"Before virtue is placed exertion,
And long and steep is the way to it,
And rough at first; but when the summit is reached,
Then is it easy, though difficult [before]."
"For narrow," in truth, "and strait is the way" of the Lord. And it is to the "violent that the kingdom of God belongs." 
Whence, "Seek, and ye shall find," holding on by the truly royal road, and not deviating. As we might expect, then, the generative power of the seeds of the doctrines comprehended in this treatise is great in small space, as the "universal herbage of the field,"  as Scripture saith.
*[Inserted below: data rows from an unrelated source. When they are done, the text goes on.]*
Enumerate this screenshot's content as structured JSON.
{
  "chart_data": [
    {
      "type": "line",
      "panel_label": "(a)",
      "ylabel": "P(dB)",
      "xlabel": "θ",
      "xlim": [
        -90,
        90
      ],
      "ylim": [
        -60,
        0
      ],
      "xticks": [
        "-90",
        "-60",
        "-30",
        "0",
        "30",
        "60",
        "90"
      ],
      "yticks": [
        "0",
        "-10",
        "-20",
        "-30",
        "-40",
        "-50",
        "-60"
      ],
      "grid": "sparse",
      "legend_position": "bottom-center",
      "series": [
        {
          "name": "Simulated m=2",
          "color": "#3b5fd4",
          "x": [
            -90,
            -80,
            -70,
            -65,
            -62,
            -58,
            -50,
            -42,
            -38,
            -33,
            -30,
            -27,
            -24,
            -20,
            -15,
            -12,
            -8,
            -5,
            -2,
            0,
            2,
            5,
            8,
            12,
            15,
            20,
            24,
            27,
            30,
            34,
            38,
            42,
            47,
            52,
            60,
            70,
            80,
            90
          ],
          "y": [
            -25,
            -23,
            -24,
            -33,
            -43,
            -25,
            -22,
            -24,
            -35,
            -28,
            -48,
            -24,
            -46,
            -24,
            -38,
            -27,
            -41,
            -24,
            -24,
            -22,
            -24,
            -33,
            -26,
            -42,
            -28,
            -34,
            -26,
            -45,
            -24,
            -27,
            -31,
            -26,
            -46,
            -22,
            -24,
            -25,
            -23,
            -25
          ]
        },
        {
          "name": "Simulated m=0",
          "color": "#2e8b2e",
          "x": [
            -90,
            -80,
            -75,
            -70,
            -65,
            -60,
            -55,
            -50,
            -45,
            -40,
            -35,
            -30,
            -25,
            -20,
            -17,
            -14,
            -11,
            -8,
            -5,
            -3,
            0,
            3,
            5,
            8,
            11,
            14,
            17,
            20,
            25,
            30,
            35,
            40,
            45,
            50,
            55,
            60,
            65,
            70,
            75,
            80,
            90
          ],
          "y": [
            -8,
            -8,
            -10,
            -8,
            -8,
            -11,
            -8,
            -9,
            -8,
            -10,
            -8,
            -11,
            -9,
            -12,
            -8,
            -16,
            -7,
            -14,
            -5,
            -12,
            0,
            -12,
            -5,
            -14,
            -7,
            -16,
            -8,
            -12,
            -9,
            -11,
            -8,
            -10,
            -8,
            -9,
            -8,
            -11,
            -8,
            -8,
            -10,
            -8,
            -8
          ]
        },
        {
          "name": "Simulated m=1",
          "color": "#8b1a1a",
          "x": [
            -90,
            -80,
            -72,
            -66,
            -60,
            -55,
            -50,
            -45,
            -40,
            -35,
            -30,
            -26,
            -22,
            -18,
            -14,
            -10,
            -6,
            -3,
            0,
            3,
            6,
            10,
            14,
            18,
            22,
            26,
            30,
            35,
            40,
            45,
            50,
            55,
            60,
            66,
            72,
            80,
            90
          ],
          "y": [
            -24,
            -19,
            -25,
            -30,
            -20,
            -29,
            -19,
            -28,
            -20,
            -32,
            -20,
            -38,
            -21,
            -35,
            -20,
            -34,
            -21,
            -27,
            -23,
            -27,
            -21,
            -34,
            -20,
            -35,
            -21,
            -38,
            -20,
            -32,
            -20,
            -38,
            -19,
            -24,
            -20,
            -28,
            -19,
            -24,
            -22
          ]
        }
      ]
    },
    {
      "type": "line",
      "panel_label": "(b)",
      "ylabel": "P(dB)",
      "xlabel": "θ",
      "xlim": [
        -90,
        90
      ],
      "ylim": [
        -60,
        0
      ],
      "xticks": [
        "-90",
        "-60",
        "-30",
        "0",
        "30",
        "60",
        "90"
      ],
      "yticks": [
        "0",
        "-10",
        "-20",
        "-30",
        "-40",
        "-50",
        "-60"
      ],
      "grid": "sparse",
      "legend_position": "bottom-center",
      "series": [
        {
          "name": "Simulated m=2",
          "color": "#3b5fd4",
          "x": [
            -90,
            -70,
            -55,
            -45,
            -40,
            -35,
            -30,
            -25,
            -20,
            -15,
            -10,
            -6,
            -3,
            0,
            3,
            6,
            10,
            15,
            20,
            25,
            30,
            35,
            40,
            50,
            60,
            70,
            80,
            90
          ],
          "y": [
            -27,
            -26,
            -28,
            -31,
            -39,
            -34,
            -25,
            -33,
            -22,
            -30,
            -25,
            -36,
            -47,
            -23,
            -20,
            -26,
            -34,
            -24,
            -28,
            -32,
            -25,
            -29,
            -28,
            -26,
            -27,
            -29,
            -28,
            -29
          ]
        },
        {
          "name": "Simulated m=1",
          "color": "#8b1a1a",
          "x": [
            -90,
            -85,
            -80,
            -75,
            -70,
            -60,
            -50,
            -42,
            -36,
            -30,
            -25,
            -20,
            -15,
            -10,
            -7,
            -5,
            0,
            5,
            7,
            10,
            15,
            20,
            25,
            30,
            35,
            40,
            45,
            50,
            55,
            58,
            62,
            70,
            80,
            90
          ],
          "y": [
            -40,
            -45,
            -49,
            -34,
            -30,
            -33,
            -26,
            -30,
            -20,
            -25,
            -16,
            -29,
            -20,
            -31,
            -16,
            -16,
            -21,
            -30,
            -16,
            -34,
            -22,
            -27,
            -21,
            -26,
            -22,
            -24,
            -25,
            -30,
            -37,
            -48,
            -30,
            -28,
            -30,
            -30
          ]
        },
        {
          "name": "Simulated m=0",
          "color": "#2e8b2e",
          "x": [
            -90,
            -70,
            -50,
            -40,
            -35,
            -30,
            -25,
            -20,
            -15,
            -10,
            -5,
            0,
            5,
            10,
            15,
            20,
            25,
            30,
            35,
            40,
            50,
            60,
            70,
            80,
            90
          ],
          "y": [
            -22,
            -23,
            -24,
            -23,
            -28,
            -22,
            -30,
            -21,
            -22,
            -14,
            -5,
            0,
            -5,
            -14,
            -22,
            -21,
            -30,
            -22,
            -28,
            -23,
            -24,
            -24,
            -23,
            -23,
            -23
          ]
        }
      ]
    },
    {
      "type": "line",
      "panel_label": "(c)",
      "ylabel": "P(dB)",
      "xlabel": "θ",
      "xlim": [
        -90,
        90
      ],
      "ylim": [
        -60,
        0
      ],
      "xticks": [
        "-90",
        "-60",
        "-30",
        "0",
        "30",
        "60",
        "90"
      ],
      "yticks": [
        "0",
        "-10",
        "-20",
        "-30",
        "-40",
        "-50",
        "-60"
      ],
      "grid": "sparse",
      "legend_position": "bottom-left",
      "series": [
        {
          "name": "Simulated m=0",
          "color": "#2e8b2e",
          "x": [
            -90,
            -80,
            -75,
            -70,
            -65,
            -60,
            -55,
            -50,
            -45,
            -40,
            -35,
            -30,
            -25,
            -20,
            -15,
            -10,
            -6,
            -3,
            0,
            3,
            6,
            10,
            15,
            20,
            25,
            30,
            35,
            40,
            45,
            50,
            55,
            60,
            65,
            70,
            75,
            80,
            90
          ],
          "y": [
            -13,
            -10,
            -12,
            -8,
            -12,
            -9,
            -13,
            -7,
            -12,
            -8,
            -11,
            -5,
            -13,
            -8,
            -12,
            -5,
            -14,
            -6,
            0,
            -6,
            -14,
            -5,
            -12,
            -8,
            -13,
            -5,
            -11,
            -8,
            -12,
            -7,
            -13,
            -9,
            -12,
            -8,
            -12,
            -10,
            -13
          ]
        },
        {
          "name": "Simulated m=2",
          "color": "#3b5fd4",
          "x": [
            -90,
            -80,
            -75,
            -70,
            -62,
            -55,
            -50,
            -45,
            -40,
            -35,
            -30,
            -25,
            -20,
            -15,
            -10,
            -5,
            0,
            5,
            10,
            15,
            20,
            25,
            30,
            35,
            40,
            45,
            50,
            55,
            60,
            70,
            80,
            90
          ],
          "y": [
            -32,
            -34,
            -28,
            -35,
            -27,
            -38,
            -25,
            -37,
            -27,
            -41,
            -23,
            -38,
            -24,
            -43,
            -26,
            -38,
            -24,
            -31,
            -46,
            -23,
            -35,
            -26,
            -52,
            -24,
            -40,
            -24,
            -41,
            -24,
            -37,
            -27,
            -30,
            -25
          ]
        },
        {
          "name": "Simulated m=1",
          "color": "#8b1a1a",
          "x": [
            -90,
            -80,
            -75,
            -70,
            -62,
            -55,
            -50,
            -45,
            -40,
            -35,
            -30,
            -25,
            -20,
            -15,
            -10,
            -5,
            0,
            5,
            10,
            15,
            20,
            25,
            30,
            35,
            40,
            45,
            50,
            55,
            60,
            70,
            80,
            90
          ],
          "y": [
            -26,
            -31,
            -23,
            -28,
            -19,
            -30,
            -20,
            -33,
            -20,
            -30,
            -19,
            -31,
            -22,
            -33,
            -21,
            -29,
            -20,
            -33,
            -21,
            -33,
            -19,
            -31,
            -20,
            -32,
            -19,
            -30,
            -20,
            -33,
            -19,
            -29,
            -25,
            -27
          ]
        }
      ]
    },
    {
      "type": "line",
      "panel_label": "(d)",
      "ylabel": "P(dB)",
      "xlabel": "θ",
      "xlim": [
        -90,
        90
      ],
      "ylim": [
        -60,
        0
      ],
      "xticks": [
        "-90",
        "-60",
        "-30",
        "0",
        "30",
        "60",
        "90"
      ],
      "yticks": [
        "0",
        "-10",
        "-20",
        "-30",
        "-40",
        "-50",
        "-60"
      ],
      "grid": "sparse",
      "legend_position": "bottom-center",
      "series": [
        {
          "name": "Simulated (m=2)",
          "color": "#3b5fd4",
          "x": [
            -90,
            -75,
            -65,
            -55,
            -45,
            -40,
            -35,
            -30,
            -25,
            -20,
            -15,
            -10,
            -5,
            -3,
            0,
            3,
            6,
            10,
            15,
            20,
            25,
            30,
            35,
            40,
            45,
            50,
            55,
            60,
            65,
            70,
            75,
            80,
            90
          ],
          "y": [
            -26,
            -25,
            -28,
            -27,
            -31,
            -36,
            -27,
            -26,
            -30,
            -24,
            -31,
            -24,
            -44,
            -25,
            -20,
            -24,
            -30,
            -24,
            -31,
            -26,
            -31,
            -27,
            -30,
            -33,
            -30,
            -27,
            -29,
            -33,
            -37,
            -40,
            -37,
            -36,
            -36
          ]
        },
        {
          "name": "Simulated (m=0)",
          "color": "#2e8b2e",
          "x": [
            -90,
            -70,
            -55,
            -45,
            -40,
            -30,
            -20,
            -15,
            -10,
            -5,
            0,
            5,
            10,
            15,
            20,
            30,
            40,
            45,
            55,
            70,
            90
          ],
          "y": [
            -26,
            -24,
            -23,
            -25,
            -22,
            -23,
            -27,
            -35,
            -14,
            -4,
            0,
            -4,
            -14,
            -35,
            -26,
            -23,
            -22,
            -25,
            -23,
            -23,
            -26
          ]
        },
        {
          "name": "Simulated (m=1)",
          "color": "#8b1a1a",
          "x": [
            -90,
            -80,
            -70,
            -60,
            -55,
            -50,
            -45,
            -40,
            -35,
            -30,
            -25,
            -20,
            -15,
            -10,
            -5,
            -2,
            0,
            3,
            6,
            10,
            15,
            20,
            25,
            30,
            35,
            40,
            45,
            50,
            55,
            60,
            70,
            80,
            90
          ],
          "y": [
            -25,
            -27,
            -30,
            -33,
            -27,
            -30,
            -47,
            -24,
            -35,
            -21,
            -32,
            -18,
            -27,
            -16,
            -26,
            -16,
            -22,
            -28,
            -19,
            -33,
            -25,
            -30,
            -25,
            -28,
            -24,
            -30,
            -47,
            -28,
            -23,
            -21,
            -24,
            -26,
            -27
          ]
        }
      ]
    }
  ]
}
Thus the Miscellanies of notes have their proper title, wonderfully like that ancient oblation culled from all sorts of things of which Sophocles writes: --
"For there was a sheep's fleece, and there was a vine,
And a libation, and grapes well stored;
And there was mixed with it fruit of all kinds,
And the fat of the olive, and the most curious
Wax-formed work of the yellow bee."
Just so our Stromata, according to the husbandman of the comic poet Timocles, produce "figs, olives, dried figs, honey, as from an all-fruitful field;" on account of which exuberance he adds: --
"Thou speakest of a harvest-wreath not of husbandry."
For the Athenians were wont to cry: --
"The harvest-wreath bears figs and fat loaves,
And honey in a cup, and olive oil to anoint you."
We must then often, as in winnowing sieves, shake and toss up this the great mixture of seeds, in order to separate the wheat.